Trotz Pokal-Pleite und der Niederlage zum Saisonauftakt bei Mainz 05 gibt sich Bayer Leverkusens Trainer Robin Dutt vor dem Spiel bei Werder Bremen (17.30 Uhr) betont gelassen:

"Ich mache die Qualität unserer Mannschaft nicht von zwei Spielen abhängig. In den seltensten Fällen sagen die Saisonstarts etwas über den weiteren Verlauf der Spielzeit aus", sagte Dutt im Interview mit der "BamS" und ergänzte:

"Wenn ich als Trainer eines Klubs wie Leverkusen nach zwei Niederlagen schon beunruhigt wäre, dann hätte Bayer den Falschen geholt."

Dutt sieht in dem schwachen Auftakt sogar einen Vorteil für Bayer: "Manchmal ist es besser, wenn es am Anfang nicht so läuft ? dann kannst du noch etwas korrigieren."

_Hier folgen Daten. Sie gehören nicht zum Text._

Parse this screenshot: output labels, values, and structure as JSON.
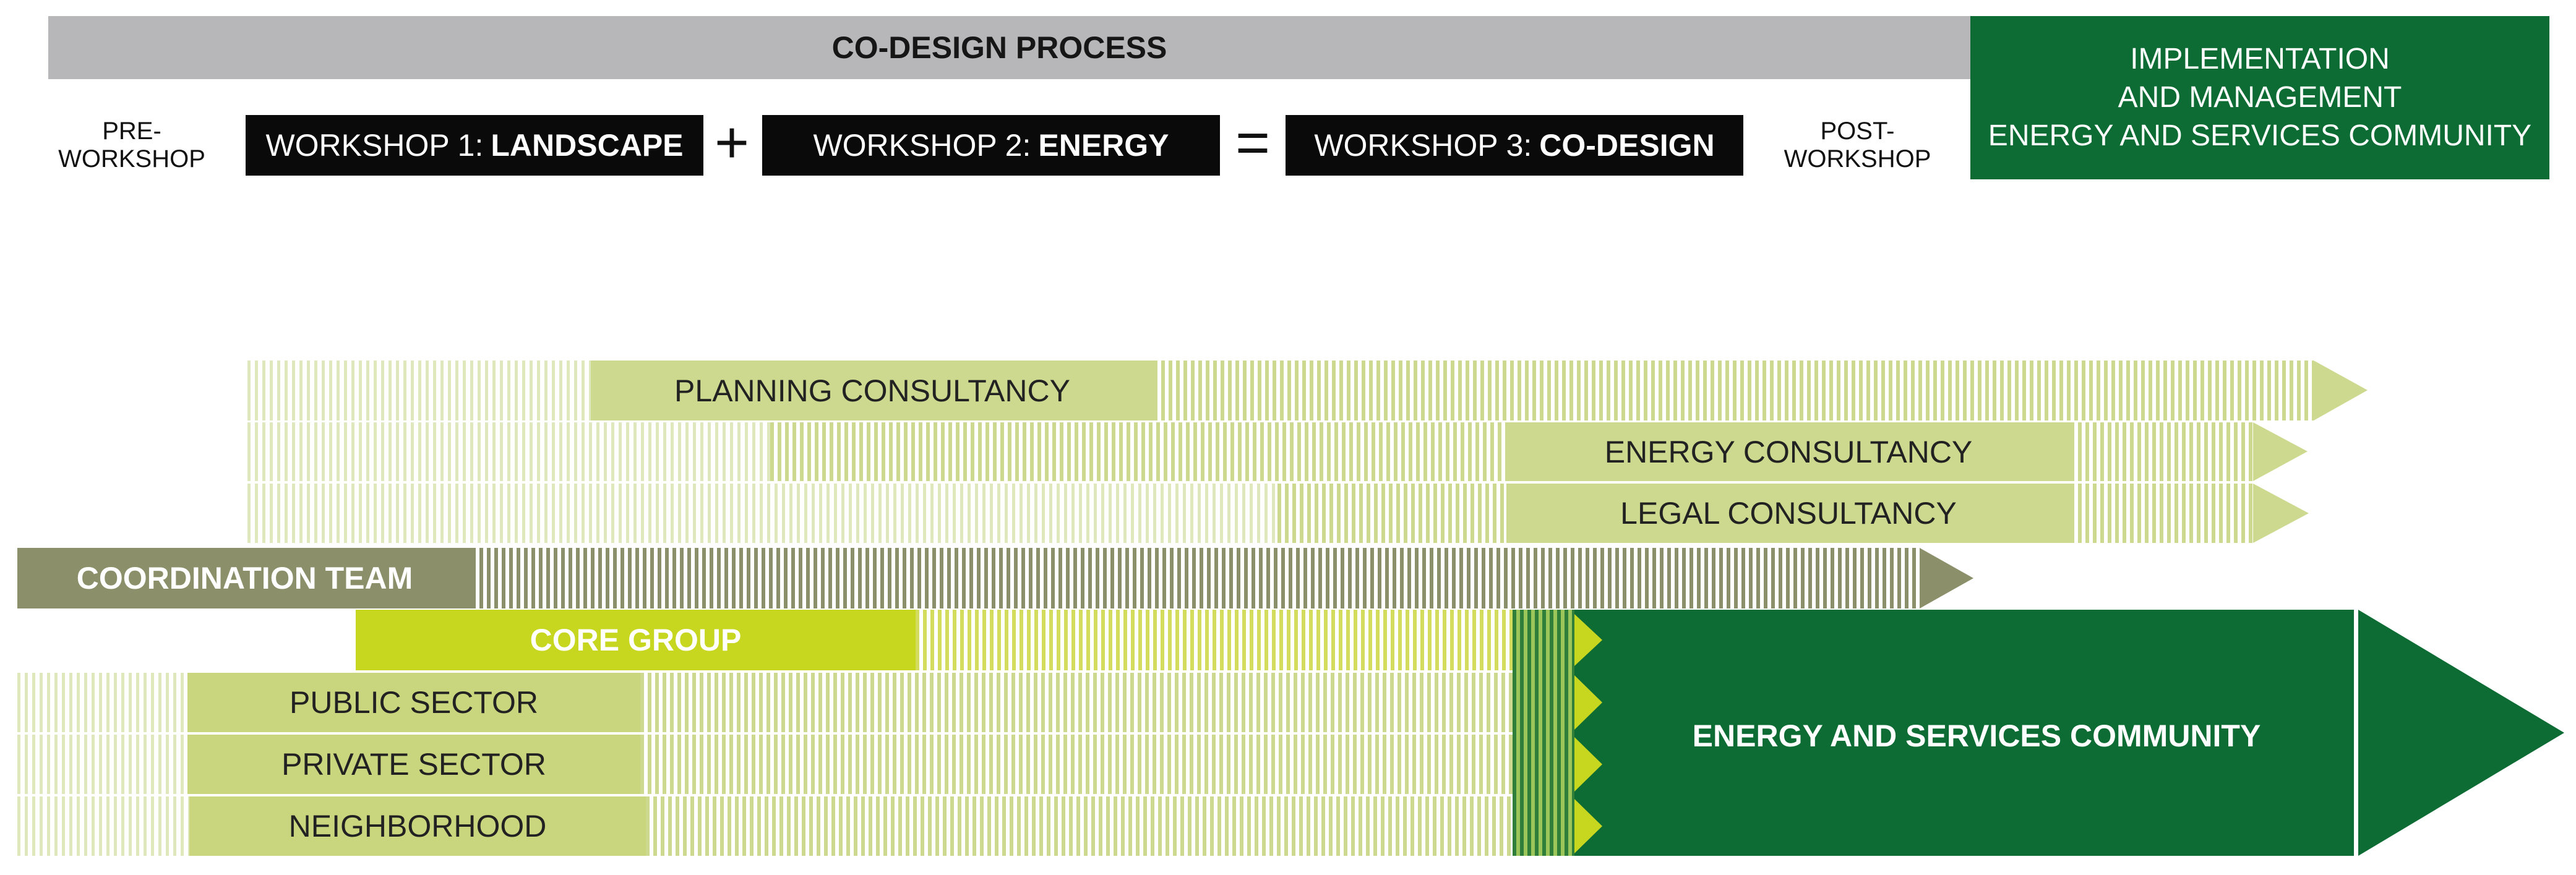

Mit Kapitän Simon Rolfes, der sich nach seiner Auswechslung in Mainz beschwerte, sei das Verhältnis wieder bereinigt:

"Was Simon und ich besprochen haben, bleibt unter uns. Nur so viel: Die Sache ist durch", betonte Dutt.

Dennoch ist sich der 46-Jährige bewusst: "Wir sind in der Champions League. Da ist die Luft für alle dünn. Ich als Trainer muss mit dem Druck leben, wenn wir verlieren", sagte der Bayer-Coach und betonte in Richtung seiner Stars:

"Die Spieler müssen es akzeptieren, wenn sie mal nicht spielen. Wir sind ein Top-Klub, bei dem auch Top-Spieler mal auf der Bank Platz nehmen müssen."